More research still needs to be done on all applications, but here’s a rundown of where experts say probiotics have proven to be of some help.
- Diarrhea – One of the most promising uses of probiotics appears to be in cases of acute and antibiotic-related diarrhea. The strains to look out for are Lactobacillus GG and S. boulardii.
- Atopic eczema – atopic eczema is a skin condition usually found in infants. Lactobacillus GG has been shown to be possibly effective in its treatment.
- Necrotizing enterocolitis – Bifidobacterium and L. acidophilus have been shown to be helpful in cases of necrotizing enterocolitis, an intestinal disease found mostly in premature infants.
Promising, But Needs More Research
- Immunity – There is evidence that probiotics affect the immune system, but it’s not yet clear which strains do what or how they can be used clinically. In one study, a combination of probiotics reduced the severity of respiratory tract infections, but did not prevent people from getting sick in the first place.
- Irritable bowel syndrome (IBS)– Probiotics seem to be generally helpful for some IBS symptoms, but scientists do not yet have enough information to be sure which strain or combination of strains are effective for which symptoms. Two strains that seem promising are B. infantis 35624 and L. plantarum DSM9843.

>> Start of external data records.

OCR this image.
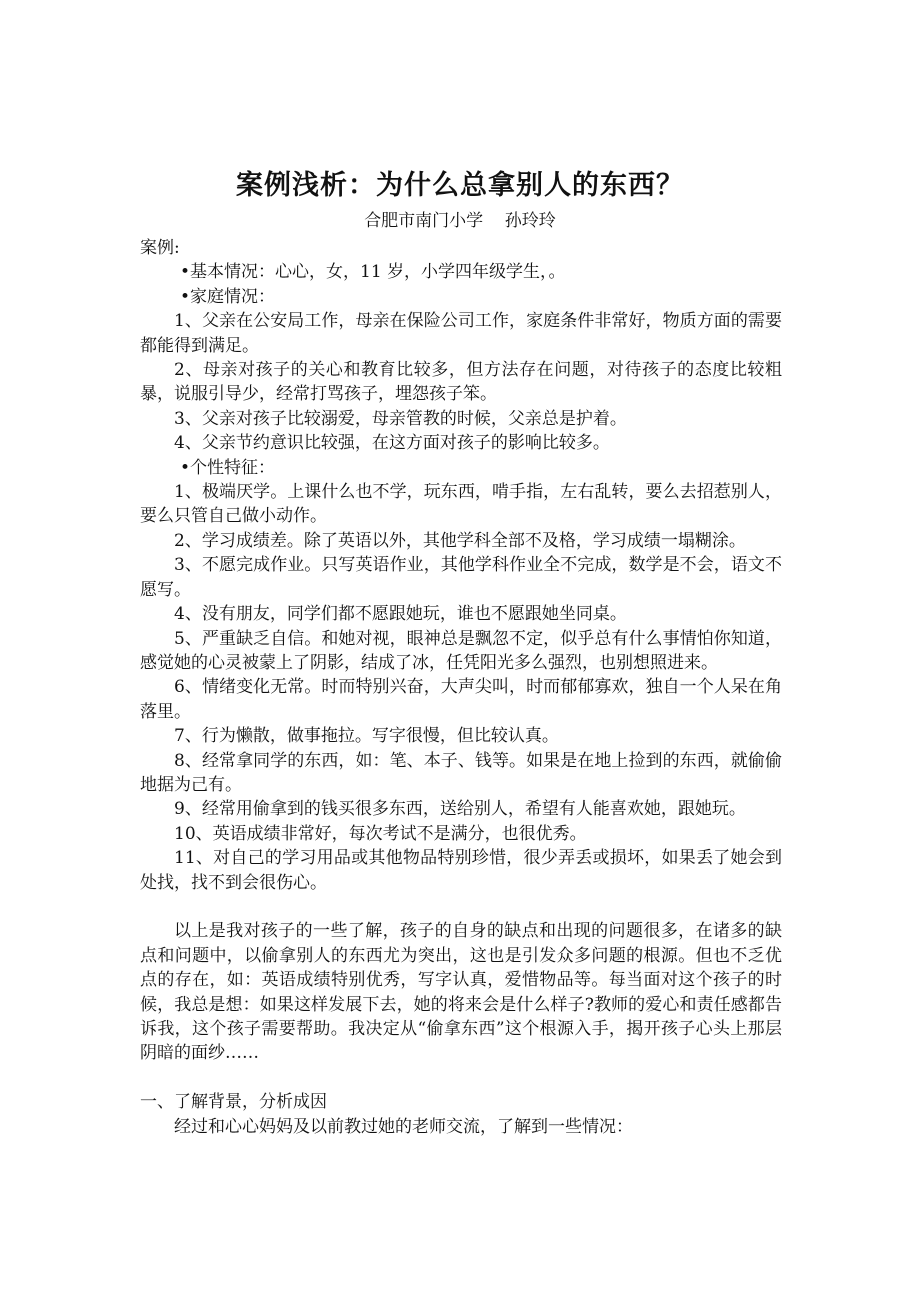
案例浅析：为什么总拿别人的东西？
合肥市南门小学    孙玲玲

案例:

•基本情况：心心，女，11 岁，小学四年级学生，。

•家庭情况：

1、父亲在公安局工作，母亲在保险公司工作，家庭条件非常好，物质方面的需要都能得到满足。

2、母亲对孩子的关心和教育比较多，但方法存在问题，对待孩子的态度比较粗暴，说服引导少，经常打骂孩子，埋怨孩子笨。

3、父亲对孩子比较溺爱，母亲管教的时候，父亲总是护着。

4、父亲节约意识比较强，在这方面对孩子的影响比较多。

•个性特征：

1、极端厌学。上课什么也不学，玩东西，啃手指，左右乱转，要么去招惹别人，要么只管自己做小动作。

2、学习成绩差。除了英语以外，其他学科全部不及格，学习成绩一塌糊涂。

3、不愿完成作业。只写英语作业，其他学科作业全不完成，数学是不会，语文不愿写。

4、没有朋友，同学们都不愿跟她玩，谁也不愿跟她坐同桌。

5、严重缺乏自信。和她对视，眼神总是飘忽不定，似乎总有什么事情怕你知道，感觉她的心灵被蒙上了阴影，结成了冰，任凭阳光多么强烈，也别想照进来。

6、情绪变化无常。时而特别兴奋，大声尖叫，时而郁郁寡欢，独自一个人呆在角落里。

7、行为懒散，做事拖拉。写字很慢，但比较认真。

8、经常拿同学的东西，如：笔、本子、钱等。如果是在地上捡到的东西，就偷偷地据为己有。

9、经常用偷拿到的钱买很多东西，送给别人，希望有人能喜欢她，跟她玩。

10、英语成绩非常好，每次考试不是满分，也很优秀。

11、对自己的学习用品或其他物品特别珍惜，很少弄丢或损坏，如果丢了她会到处找，找不到会很伤心。

以上是我对孩子的一些了解，孩子的自身的缺点和出现的问题很多，在诸多的缺点和问题中，以偷拿别人的东西尤为突出，这也是引发众多问题的根源。但也不乏优点的存在，如：英语成绩特别优秀，写字认真，爱惜物品等。每当面对这个孩子的时候，我总是想：如果这样发展下去，她的将来会是什么样子?教师的爱心和责任感都告诉我，这个孩子需要帮助。我决定从“偷拿东西”这个根源入手，揭开孩子心头上那层阴暗的面纱……

一、了解背景，分析成因

经过和心心妈妈及以前教过她的老师交流，了解到一些情况：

- Urogenital health – Some studies have shown probiotics may be helpful in treating vaginal and urinary infections. Look for L. rhamnosus GR-1 and L. reuteri RC-14.
- Ulcerative colitis – In one study, a probiotic supplement that contained Bifidobacterium breve, B. longum, B. infantis, Lactobacillus acidophilus, L. plantarum, L. paracasei, L. bulgaricus, and Streptococcus thermophiles helped patients recover from ulcerative colitis.
Not Enough Evidence
There is not enough evidence at this time to conclude that probiotics are effective for Crohn’s disease, diabetes, obesity, or autism.
Other issues to keep in mind
- Some probiotics need to be refrigerated in order to keep the bacteria active. If a supplement indicates on the label that it should be refrigerated but is sold or shipped unrefrigerated, it may not be effective.
- Quality varies. Consumerlab.com tested a variety of different probiotics, and found two that overstated the number of active cells on their label. The products were:
- Nutrition Now PB8, which contained only 56.8% of its stated 14 billion active cells per serving, and
- I-Flora Kids Multi-Probiotic, which contained only 65% of its stated 8 billion cells per serving.
- When experimenting with different probiotics, take note of the number of active cells. It varies wildly, from one billion to 255 billion. The number of active cells affects how the product will work.
At the end of the day, the science behind probiotics is promising but still in its early stages. There are a lot of products out there and a lot of advertising to go along with them, but maybe talk to your doctor and do your research before mainlining the kombucha.